Yes, I got as tired of posting about the Da Vinci Code as you got of reading the posts. But it appears that Dan Brown may be in hot water for plagiarism:
Controversy in the press surrounding 'Da Vinci Code' author Dan Brown, just beginning to fade, will likely revive later this week when the July issue of Vanity Fair hits the stands. According to an advance copy, the magazine's contributing editor Seth Mnookin alleges -- in a massive article titled 'DaVinci Clone?' -- two new instances of possible plagiarism in Brown's past. Two textual analysis experts also tell him they believe Brown borrowed the plot for his book from Lewis Perdue's 'Daughter of God.'
The two libel experts say they are convinced Brown borrowed heavily from the Perdue book, despite Brown's recent victory in court. John Olsson, the director of Britain's Forensic Linguistics Institute, said, 'This is the most blatant example of in-your-face plagiarism I've ever seen. It just goes on and on. There are literally hundreds of parallels.'
Brown did not respond to requests for comment from Vanity Fair.
Mnookin also cites an incident in which Brown copied for 'The DaVinci Code' an exact passage from the paper 'Leonardo's Lost Robot,' written by robotics expert Mark Rosheim. Brown's publisher, Doubleday, said it was covered under fair-use.

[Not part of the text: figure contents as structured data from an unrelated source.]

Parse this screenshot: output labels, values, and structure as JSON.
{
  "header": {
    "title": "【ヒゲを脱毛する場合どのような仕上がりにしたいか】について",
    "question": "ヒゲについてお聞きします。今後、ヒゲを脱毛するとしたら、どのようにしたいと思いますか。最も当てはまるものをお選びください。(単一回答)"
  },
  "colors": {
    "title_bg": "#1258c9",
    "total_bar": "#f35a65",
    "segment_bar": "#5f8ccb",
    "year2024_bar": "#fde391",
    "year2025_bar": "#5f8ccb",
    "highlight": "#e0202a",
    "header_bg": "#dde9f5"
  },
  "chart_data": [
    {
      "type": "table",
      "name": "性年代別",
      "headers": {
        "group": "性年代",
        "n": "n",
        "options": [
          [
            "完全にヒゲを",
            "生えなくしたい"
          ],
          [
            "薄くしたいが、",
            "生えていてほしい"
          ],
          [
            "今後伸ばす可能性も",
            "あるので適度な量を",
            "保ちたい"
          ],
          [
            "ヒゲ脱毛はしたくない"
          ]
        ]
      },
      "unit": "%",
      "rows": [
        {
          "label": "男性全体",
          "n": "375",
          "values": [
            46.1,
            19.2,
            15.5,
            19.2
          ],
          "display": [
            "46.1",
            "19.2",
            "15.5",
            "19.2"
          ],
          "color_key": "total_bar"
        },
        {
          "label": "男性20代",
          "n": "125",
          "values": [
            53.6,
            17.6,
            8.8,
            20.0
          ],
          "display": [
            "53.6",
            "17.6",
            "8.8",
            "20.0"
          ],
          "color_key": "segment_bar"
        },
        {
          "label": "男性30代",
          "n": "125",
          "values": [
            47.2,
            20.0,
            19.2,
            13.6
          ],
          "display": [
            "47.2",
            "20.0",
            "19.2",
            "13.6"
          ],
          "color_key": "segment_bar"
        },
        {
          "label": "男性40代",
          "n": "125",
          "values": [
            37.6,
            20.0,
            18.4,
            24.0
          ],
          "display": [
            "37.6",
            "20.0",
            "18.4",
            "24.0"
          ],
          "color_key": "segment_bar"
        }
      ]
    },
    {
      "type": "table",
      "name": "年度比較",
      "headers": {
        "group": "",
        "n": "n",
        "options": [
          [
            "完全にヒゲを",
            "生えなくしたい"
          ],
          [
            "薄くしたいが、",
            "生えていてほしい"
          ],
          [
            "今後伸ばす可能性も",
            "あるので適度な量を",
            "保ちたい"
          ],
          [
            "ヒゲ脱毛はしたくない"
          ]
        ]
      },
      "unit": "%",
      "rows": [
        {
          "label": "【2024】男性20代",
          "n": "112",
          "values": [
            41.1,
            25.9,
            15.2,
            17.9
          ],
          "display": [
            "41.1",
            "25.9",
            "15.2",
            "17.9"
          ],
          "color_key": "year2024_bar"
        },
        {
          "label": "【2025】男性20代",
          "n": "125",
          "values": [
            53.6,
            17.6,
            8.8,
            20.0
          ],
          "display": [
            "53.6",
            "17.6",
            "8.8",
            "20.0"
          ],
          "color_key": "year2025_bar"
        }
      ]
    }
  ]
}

Rosheim says, 'Every now and then I'll be giving a talk and someone will come in with The Da Vinci Code and ask me to sign a copy. Either that or they'll accuse me of copying him.'
Finally, Mnookin offers evidence that he says may link Brown's wife, Blythe, to a spate of 'mysterious' e-mails that Perdue has received, coming from one 'Ahamedd Saaddodeen.'
That Dan Brown has had few original thoughts is no surprise. That other people exist whose ideas can be lifted for such a book is downright disturbing. That Brown's wife is sending harassing emails signed with a Middle Eastern nom de plume is just odd.